Construct a table of Riemann sums to show that sums with right-endpoint, midpoint, and left-endpoint evaluation all converge to the same value as n approaches infinity.

f(x) = sin x, [0, π/2]

Thanks in advance!

Kind of lost here.. (Headbang) - Dec 7th 2012, 10:34 PMMarkFLRe: Construct a table of Riemann sums to show that...
Let's look at the left sum first:

$\displaystyle \Delta=\frac{\frac{\pi}{2}-0}{n}=\frac{\pi}{2n}$

and so we have:

$\displaystyle A_n=\frac{\pi}{2n}\sum_{k=0}^{n-1}\sin\left(k\cdot\frac{\pi}{2n} \right)=\frac{\pi}{2n}\cdot\frac{1}{2}\left(\cot \left(\frac{\pi}{4n} \right)-1 \right)=$

$\displaystyle \frac{\pi\left(\cot\left(\frac{\pi}{4n} \right)-1 \right)}{4n}$

To compute the sum, I used an identity of Lagrange:

$\displaystyle \sum_{n=1}^N \sin n\theta & = \frac{1}{2}\cot\frac{\theta}{2}-\frac{\cos(N+\frac{1}{2})\theta}{2\sin\frac{1}{2} \theta}$

Now, to compute the limit:

$\displaystyle \lim_{n\to\infty}\left( \frac{\pi\left(\cot\left( \frac{\pi}{4n} \right)-1 \right)}{4n} \right)=$

$\displaystyle \frac{\pi}{4}\lim_{n\to\infty} \left( \frac{ \cot \left( \frac{\pi}{4n} \right)-1}{n} \right)=L$

We have the indeterminate form $\displaystyle \frac{\infty}{\infty}$ so applying L'Hôpital's rule, we find:

$\displaystyle L=\frac{\pi}{4}\lim_{n\to\infty} \left( \frac{-\csc^2\left( \frac{\pi}{4n} \right)\left(-\frac{\pi}{4n^2} \right)}{1} \right)=\left( \frac{\pi}{4} \right)^2\lim_{n\to\infty} \left( \frac{\frac{1}{n^2}}{\sin^2\left( \frac{\pi}{4n} \right)} \right)$

Now we have the indeterminate form $\displaystyle \frac{0}{0}$, so applying L'Hôpital's rule again:

$\displaystyle L=\frac{\pi}{4}\lim_{n\to\infty} \left( \frac{\frac{2}{n}}{\sin\left( \frac{\pi}{2n} \right)} \right)=\lim_{n\to\infty} \left( \frac{\frac{\pi}{2n}}{\sin\left( \frac{\pi}{2n} \right)} \right)=1$

Now, see if you can do the same for the remaining two sums. - Dec 8th 2012, 12:49 PMJDSRe: Construct a table of Riemann sums to show that...
Thanks for the reply, I got a bit busy so late getting back to this one. In the book, they give an example where it shows a table with values of n (that I am supposed to select) and the corresponding left endpoint, midpoint and right end point evaluation all converge to the same value as n approaches infinity. So, i know that they supposedly converge to 1 (based on the info you have so graciously shown), however, how do I show this in the table. I mean, I obviously know how to make a table, and of course I pick my own (ever increasing) n values, but what method am I supposed to use to then substitute "my" N values in and then solve for left-mid-right end points. (which then should show that they all converge to 1) I hope that makes sense! If not I can try and explain further

- Dec 8th 2012, 06:59 PMMarkFLRe: Construct a table of Riemann sums to show that...
Before constructing the table, can you compute the other two sums?
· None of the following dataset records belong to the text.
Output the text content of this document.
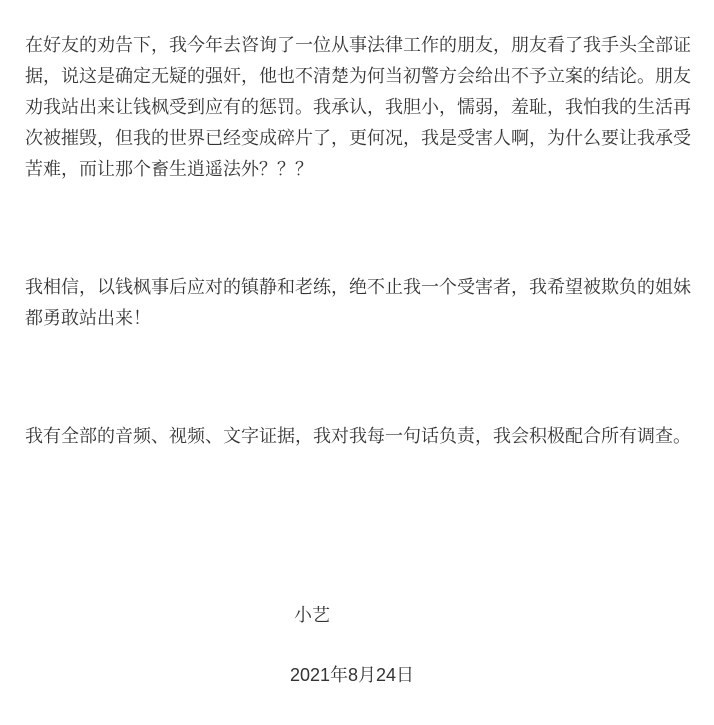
在好友的劝告下，我今年去咨询了一位从事法律工作的朋友，朋友看了我手头全部证据，说这是确定无疑的强奸，他也不清楚为何当初警方会给出不予立案的结论。朋友劝我站出来让钱枫受到应有的惩罚。我承认，我胆小，懦弱，羞耻，我怕我的生活再次被摧毁，但我的世界已经变成碎片了，更何况，我是受害人啊，为什么要让我承受苦难，而让那个畜生逍遥法外？？？

我相信，以钱枫事后应对的镇静和老练，绝不止我一个受害者，我希望被欺负的姐妹都勇敢站出来！

我有全部的音频、视频、文字证据，我对我每一句话负责，我会积极配合所有调查。

小艺
2021年8月24日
- Dec 9th 2012, 10:07 AMJDSRe: Construct a table of Riemann sums to show that...
oh, yeah, I think so....I will give it a shot, but I might not get to it today, Kind of a busy schedule but as soon as I get it done I will post here. Thanks in advance!

- Dec 12th 2012, 11:19 AMJDSRe: Construct a table of Riemann sums to show that...
Been crazy busy, but this is all I could manage to figure out....

(see attached picture) - Dec 16th 2012, 01:44 PMJDSRe: Construct a table of Riemann sums to show that...
well, I am not sure what I am supposed to do here....any Ideas/Suggestions?